An manchen Tagen reibe ich meinen Penis und an anderen Tagen fasse ich mir mit der gleichen Hand an meine Stirn. Natürlich wasche ich sie vorher, keiner mag Smegma an der Stirn, also ich jedenfalls. Es gibt viele Gründe warum ich mir an die Stirn fassen muss, Inlandspolitik, Auslandspolitik und um Fieberigkeit zu erfüllen. Neuerdings muss ich mich des öfteren wegen anderen Bloggern an den Kopf fassen.

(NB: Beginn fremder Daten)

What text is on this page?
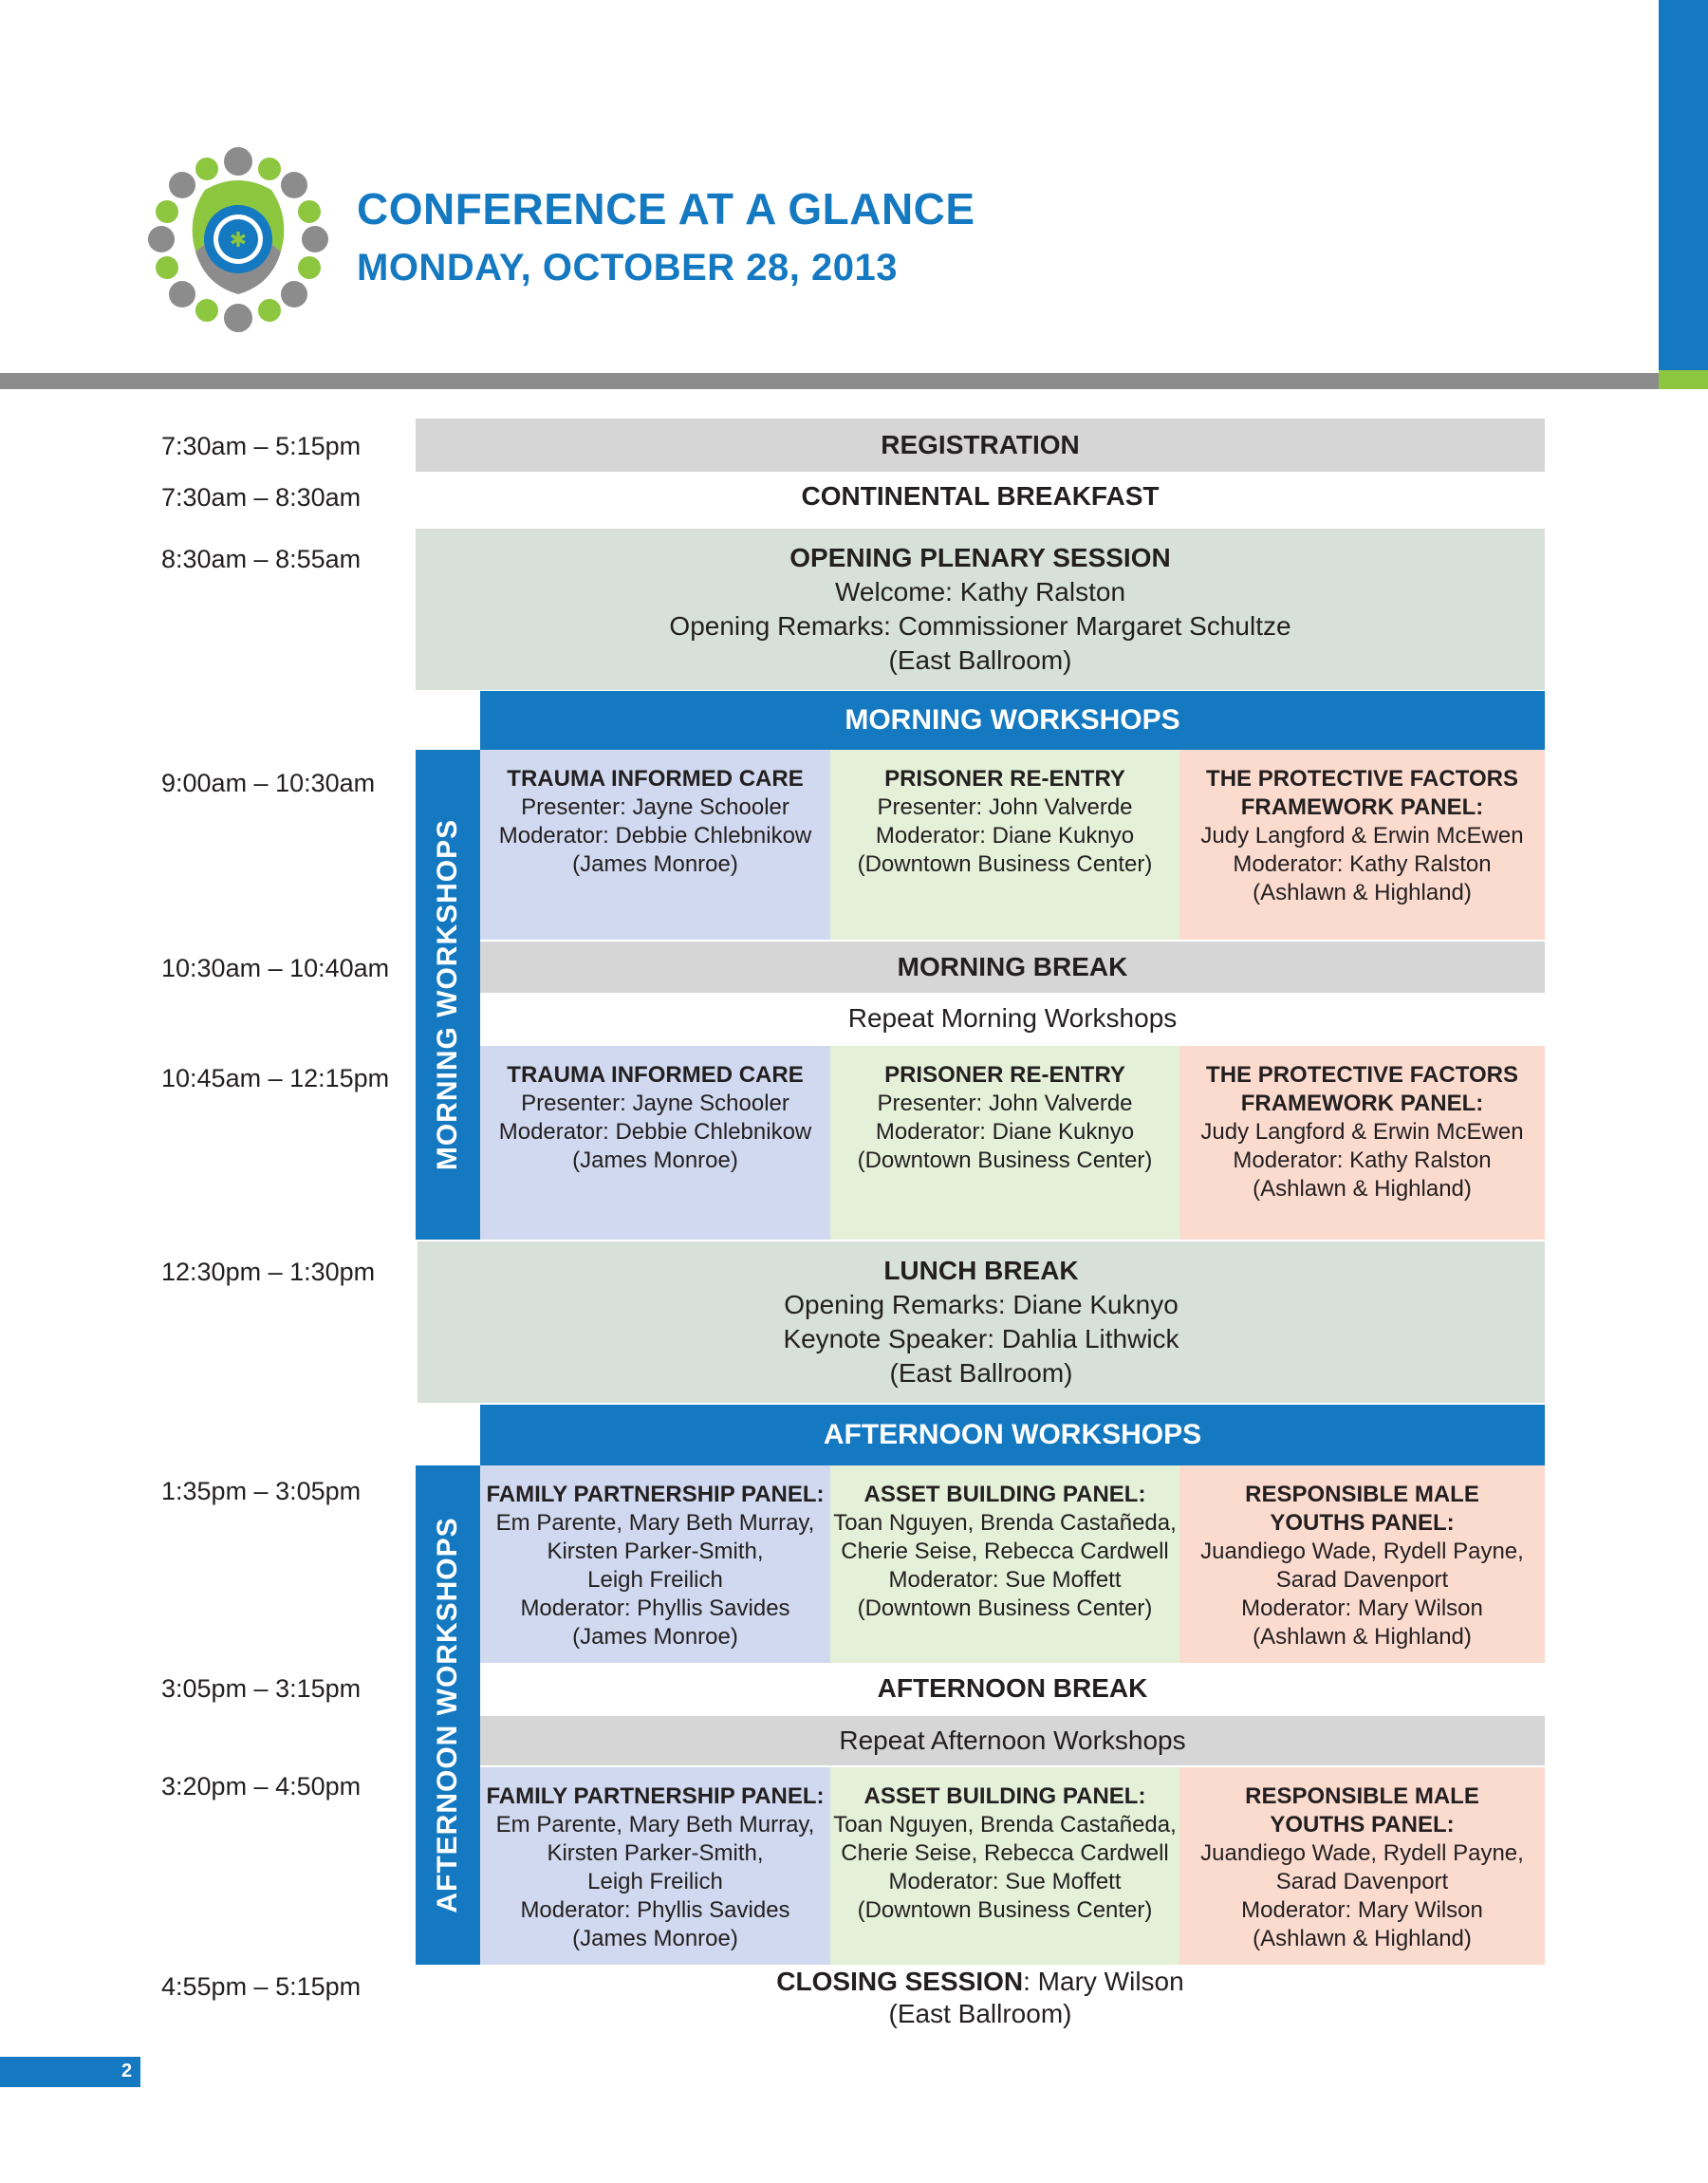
✱
CONFERENCE AT A GLANCE
MONDAY, OCTOBER 28, 2013
7:30am – 5:15pm
7:30am – 8:30am
8:30am – 8:55am
9:00am – 10:30am
10:30am – 10:40am
10:45am – 12:15pm
12:30pm – 1:30pm
1:35pm – 3:05pm
3:05pm – 3:15pm
3:20pm – 4:50pm
4:55pm – 5:15pm
REGISTRATION
CONTINENTAL BREAKFAST
OPENING PLENARY SESSION
Welcome: Kathy Ralston
Opening Remarks: Commissioner Margaret Schultze
(East Ballroom)
MORNING WORKSHOPS
MORNING WORKSHOPS
TRAUMA INFORMED CARE
Presenter: Jayne Schooler
Moderator: Debbie Chlebnikow
(James Monroe)
PRISONER RE-ENTRY
Presenter: John Valverde
Moderator: Diane Kuknyo
(Downtown Business Center)
THE PROTECTIVE FACTORS
FRAMEWORK PANEL:
Judy Langford & Erwin McEwen
Moderator: Kathy Ralston
(Ashlawn & Highland)
MORNING BREAK
Repeat Morning Workshops
TRAUMA INFORMED CARE
Presenter: Jayne Schooler
Moderator: Debbie Chlebnikow
(James Monroe)
PRISONER RE-ENTRY
Presenter: John Valverde
Moderator: Diane Kuknyo
(Downtown Business Center)
THE PROTECTIVE FACTORS
FRAMEWORK PANEL:
Judy Langford & Erwin McEwen
Moderator: Kathy Ralston
(Ashlawn & Highland)
LUNCH BREAK
Opening Remarks: Diane Kuknyo
Keynote Speaker: Dahlia Lithwick
(East Ballroom)
AFTERNOON WORKSHOPS
AFTERNOON WORKSHOPS
FAMILY PARTNERSHIP PANEL:
Em Parente, Mary Beth Murray,
Kirsten Parker-Smith,
Leigh Freilich
Moderator: Phyllis Savides
(James Monroe)
ASSET BUILDING PANEL:
Toan Nguyen, Brenda Castañeda,
Cherie Seise, Rebecca Cardwell
Moderator: Sue Moffett
(Downtown Business Center)
RESPONSIBLE MALE
YOUTHS PANEL:
Juandiego Wade, Rydell Payne,
Sarad Davenport
Moderator: Mary Wilson
(Ashlawn & Highland)
AFTERNOON BREAK
Repeat Afternoon Workshops
FAMILY PARTNERSHIP PANEL:
Em Parente, Mary Beth Murray,
Kirsten Parker-Smith,
Leigh Freilich
Moderator: Phyllis Savides
(James Monroe)
ASSET BUILDING PANEL:
Toan Nguyen, Brenda Castañeda,
Cherie Seise, Rebecca Cardwell
Moderator: Sue Moffett
(Downtown Business Center)
RESPONSIBLE MALE
YOUTHS PANEL:
Juandiego Wade, Rydell Payne,
Sarad Davenport
Moderator: Mary Wilson
(Ashlawn & Highland)
CLOSING SESSION: Mary Wilson
(East Ballroom)
2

Stein des Anstosses und erneuter Stirnrunzelfaktor ist der gerade aktuelle Bloggerhype um einen eher mässig attraktiven Twitterjahreskalender, der viele Blogger veranlasst ihre eigene Integrität mit einem eher unsanften Schubs vor einen heran rollenden Intercity zu schubsen. Nach einer eher mässigen Diskussion mit dem Herrn ad-Martin-ator auf seinem posterous, ich sage bewusst nicht Blog obschon es mehr als eindeutig eines ist, frage ich mich was ein Blogger alles mitnehmen darf bevor er seine eigene Integrität verliert und damit dem “sogenannten” Blogsterben auf die Sprünge hilft.
Und ja INTEGRITÄT ist mein neues Lieblingswort, ich könne den ganzen Tag in jedem Satz INTEGRITÄT erwähnen und sogar Lieder, wenn nicht sogar ganze Gedichtbände, über INTEGRITÄT dichten.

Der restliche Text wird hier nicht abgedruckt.